Posted by: DaveC | November 09, 2005 at 12:21 AM
One Time at the Racine (WI) Zoo, this black guy from Pascagoula, accosted me and totally bent my ear for about a half hour. It was only later that I realized that his relatives actually couldn't understand him because of his accent, which was really thick, so that was why he was so interested in talking to me.
So I guess I have big time credentials.
Actually most people are more concerned with their own life experiences than big political issues, however anecdotal my evidence may be. Perhaps Charles' experiences made him realize this as well.
Posted by: DaveC | November 09, 2005 at 12:36 AM
Gotcha. But referring to the "March on Washington for Jobs and Freedom" a riot is a bit misleading. Also, riots occur for a lot more mundane reasons.
Posted by: liberal japonicus | November 09, 2005 at 12:36 AM
I never claimed to be an expert on the American South either.
No, you just implied it.
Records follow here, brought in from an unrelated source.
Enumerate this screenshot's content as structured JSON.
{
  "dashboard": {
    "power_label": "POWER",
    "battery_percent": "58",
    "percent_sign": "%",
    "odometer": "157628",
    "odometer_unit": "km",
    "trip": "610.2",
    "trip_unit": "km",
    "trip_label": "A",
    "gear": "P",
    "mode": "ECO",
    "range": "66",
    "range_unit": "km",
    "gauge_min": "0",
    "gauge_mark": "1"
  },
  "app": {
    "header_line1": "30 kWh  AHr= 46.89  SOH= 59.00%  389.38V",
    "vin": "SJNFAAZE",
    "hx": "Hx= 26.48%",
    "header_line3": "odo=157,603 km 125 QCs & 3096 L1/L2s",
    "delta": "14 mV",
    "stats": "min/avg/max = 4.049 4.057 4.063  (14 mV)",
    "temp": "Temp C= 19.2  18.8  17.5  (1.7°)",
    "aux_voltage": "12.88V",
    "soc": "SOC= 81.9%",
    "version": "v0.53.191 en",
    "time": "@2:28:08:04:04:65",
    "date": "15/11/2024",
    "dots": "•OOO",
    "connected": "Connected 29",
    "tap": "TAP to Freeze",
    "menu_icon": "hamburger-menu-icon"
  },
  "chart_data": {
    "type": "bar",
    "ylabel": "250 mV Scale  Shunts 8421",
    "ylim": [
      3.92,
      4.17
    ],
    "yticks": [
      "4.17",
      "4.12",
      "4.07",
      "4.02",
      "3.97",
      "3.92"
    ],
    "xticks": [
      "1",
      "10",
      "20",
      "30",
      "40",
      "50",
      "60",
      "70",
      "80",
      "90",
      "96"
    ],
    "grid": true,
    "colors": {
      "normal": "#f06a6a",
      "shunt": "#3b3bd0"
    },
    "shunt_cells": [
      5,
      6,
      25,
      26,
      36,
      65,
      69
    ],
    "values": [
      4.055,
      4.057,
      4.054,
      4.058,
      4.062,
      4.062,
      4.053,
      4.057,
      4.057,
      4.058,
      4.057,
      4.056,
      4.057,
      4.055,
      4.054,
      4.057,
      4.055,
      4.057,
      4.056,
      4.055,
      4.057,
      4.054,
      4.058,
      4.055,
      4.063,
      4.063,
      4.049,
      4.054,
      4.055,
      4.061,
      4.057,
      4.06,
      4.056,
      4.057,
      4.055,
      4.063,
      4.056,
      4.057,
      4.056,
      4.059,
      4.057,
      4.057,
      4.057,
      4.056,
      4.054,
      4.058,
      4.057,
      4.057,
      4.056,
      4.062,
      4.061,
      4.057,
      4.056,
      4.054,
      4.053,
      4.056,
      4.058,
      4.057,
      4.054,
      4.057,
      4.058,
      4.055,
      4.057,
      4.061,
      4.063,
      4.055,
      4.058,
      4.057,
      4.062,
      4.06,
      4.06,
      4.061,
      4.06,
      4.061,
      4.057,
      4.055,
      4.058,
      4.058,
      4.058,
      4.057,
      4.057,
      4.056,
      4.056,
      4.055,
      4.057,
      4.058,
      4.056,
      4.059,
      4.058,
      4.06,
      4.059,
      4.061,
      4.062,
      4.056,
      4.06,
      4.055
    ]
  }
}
But rest easy, I don't think anyone will be mistaking you for one anytime soon.
Posted by: Catsy | November 09, 2005 at 12:37 AM
Throwing Molotov Cocktails and torching cars, on the other hand, are fundamentally criminal acts.
Isn't every act of civil disobedience?
Posted by: spartikus | November 09, 2005 at 12:49 AM
Also, riots occur for a lot more mundane reasons.
No question about that. I could have been arrested during the 1974 streaking craze, and after Tennessee beat Alabama after a long losing spell. But I was just hanging around acting afool and not being violent or destroying things.
Posted by: DaveC | November 09, 2005 at 12:54 AM
Isn't every act of civil disobedience?
There are crimes of civil disobedience in which people voluntarily get arrested, and then there are crimes when people intentionally harm other people or destroy their property.